最早ちょっとしたフィギュアサイズとなった怪獣を手に取り、ゆっくりと力を籠める。六本の腕は必死に抵抗してエックスの手から脱出しようとするも敵わない。照射された怪光線はエックスの服に穴を開ける事さえ出来なかった。弱々しい抵抗を鼻で笑い、一気に手の力を強くする。ぐしゃりという音がして、怪獣はエックスの手の中で鉄の残骸に変わった。
「ふうっ。こんなもんか」
「あっさりだったなあ」
「まあねっ!これくらいは朝飯前──」
その時、地上からわっと歓声が響いた。びっくりしたエックスは思わず『わあっ』と声に出してしまう。下に目を向けると街の人達が大喜びしていた。怪獣の下半身は何人かの魔法使いが破壊をしていて、その中から攫われた人たちが次々に救助されていく。衰弱しているが命に別状はない。
「……ふふっ。みんな大変だったみたいだね」
「よかったな。エックスのおかげだよ」
「うんっ」
エックスはにこりと微笑むと、地上からの悦びに答えるように大きく手を挙げて『いえーい!』と叫んだ。
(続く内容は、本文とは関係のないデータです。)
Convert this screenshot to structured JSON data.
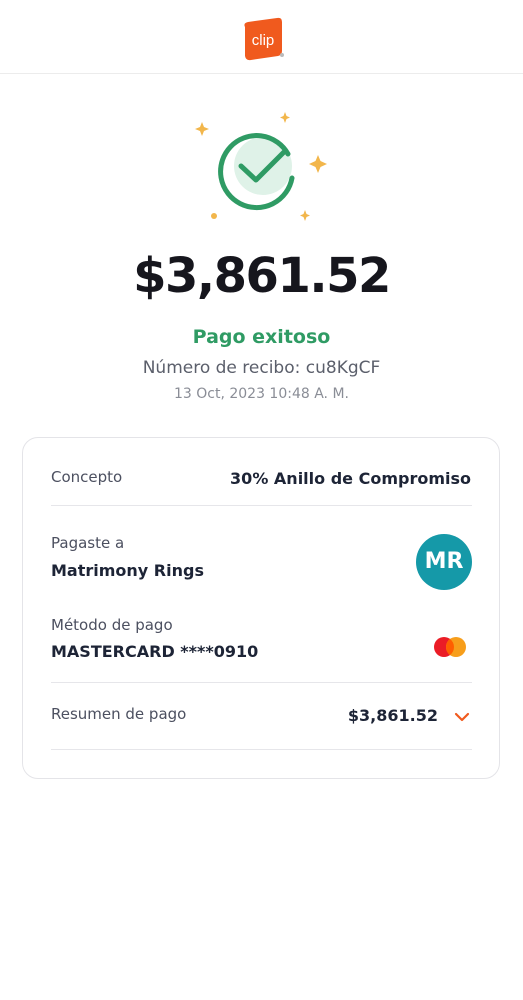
{
  "header": {
    "logo_text": "clip"
  },
  "payment": {
    "amount": "$3,861.52",
    "status": "Pago exitoso",
    "receipt": "Número de recibo: cu8KgCF",
    "datetime": "13 Oct, 2023 10:48 A. M."
  },
  "details": {
    "concept_label": "Concepto",
    "concept_value": "30% Anillo de Compromiso",
    "paid_to_label": "Pagaste a",
    "paid_to_value": "Matrimony Rings",
    "avatar_initials": "MR",
    "method_label": "Método de pago",
    "method_value": "MASTERCARD ****0910",
    "summary_label": "Resumen de pago",
    "summary_amount": "$3,861.52"
  },
  "colors": {
    "brand_orange": "#f05a1e",
    "success_green": "#2f9b64",
    "avatar_teal": "#1599a8",
    "sparkle": "#f2b64b"
  },
  "icons": {
    "logo": "clip-logo",
    "success": "check-circle-icon",
    "card": "mastercard-icon",
    "expand": "chevron-down-icon"
  }
}
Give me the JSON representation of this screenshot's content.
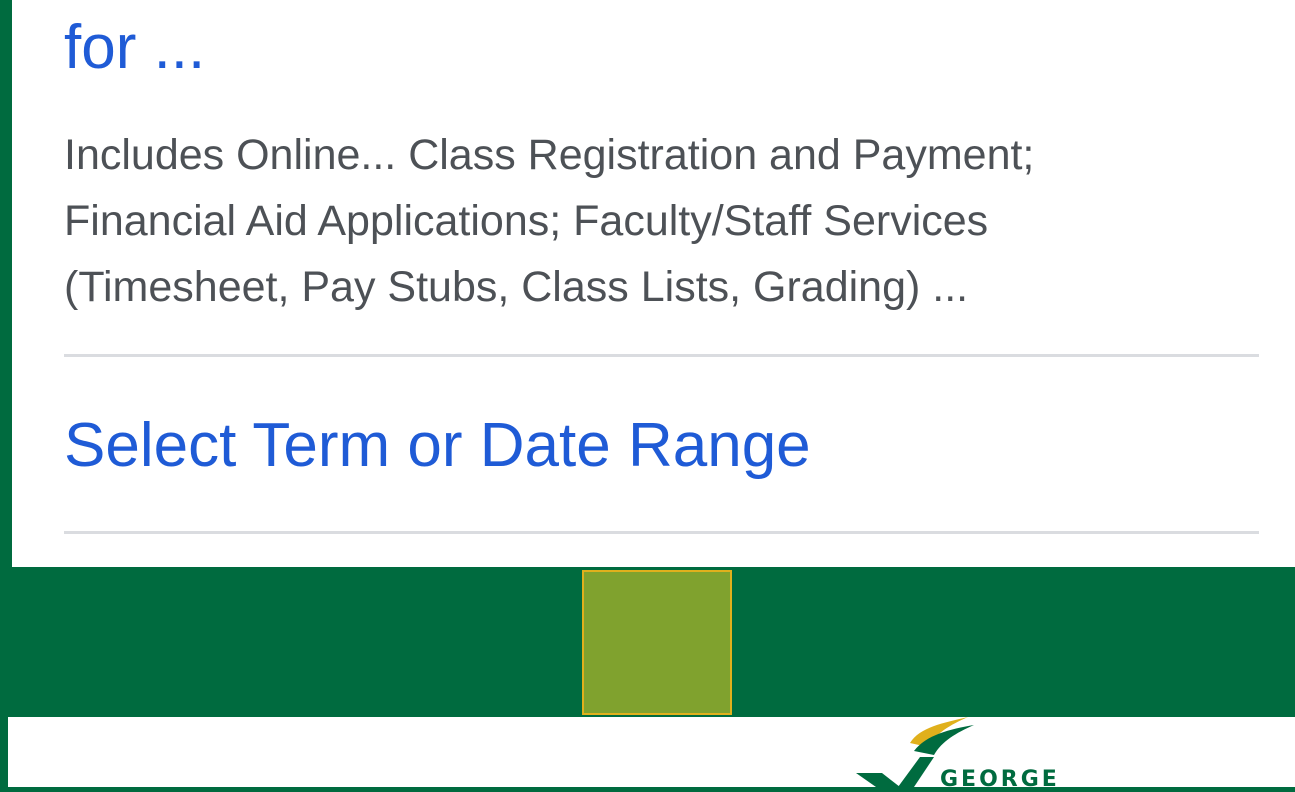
{
  "result": {
    "title": "for ...",
    "snippet_lines": [
      "Includes Online... Class Registration and Payment;",
      "Financial Aid Applications; Faculty/Staff Services",
      "(Timesheet, Pay Stubs, Class Lists, Grading) ..."
    ],
    "sub_link": "Select Term or Date Range"
  },
  "footer": {
    "logo_text": "GEORGE"
  },
  "colors": {
    "link": "#1f5bd6",
    "snippet": "#4d5156",
    "brand_green": "#006b3f",
    "olive": "#80a22e",
    "gold": "#e0b01c"
  }
}
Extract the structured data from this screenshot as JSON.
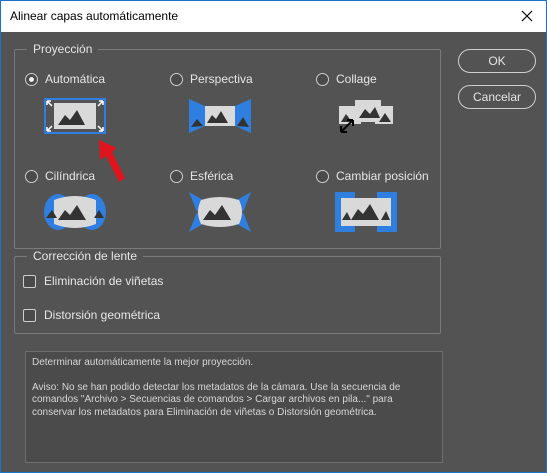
{
  "window": {
    "title": "Alinear capas automáticamente"
  },
  "buttons": {
    "ok_label": "OK",
    "cancel_label": "Cancelar"
  },
  "projection": {
    "legend": "Proyección",
    "options": [
      {
        "label": "Automática",
        "selected": true,
        "icon": "auto-layout-icon"
      },
      {
        "label": "Perspectiva",
        "selected": false,
        "icon": "perspective-icon"
      },
      {
        "label": "Collage",
        "selected": false,
        "icon": "collage-icon"
      },
      {
        "label": "Cilíndrica",
        "selected": false,
        "icon": "cylindrical-icon"
      },
      {
        "label": "Esférica",
        "selected": false,
        "icon": "spherical-icon"
      },
      {
        "label": "Cambiar posición",
        "selected": false,
        "icon": "reposition-icon"
      }
    ]
  },
  "lens": {
    "legend": "Corrección de lente",
    "options": [
      {
        "label": "Eliminación de viñetas",
        "checked": false
      },
      {
        "label": "Distorsión geométrica",
        "checked": false
      }
    ]
  },
  "description": {
    "line1": "Determinar automáticamente la mejor proyección.",
    "line2": "Aviso: No se han podido detectar los metadatos de la cámara. Use la secuencia de comandos \"Archivo > Secuencias de comandos > Cargar archivos en pila...\" para conservar los metadatos para Eliminación de viñetas o Distorsión geométrica."
  },
  "colors": {
    "accent_blue": "#2f7fe0",
    "arrow_red": "#e0141c",
    "dialog_bg": "#535353",
    "image_gray": "#d9d9d9"
  }
}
--------------〇--------------
「ふふっ。随分と楽しそうじゃあないか」
瓦礫の陰には白衣の女が一人。怪獣を倒して大喜びをしているエックスを見つめている。
「いいとも。予定通りだ。これで。貴女はもう戻ることはできなくなったのだから」
女はチェインゲートを使って、『機功の連鎖』へと帰ろうとしていた。今回の目的は達成されたこれ以上この場にいる意味はない。
「さて。次の機械天使を用意するかな」
『明石四恩』は最後にそう呟いて、姿を消した。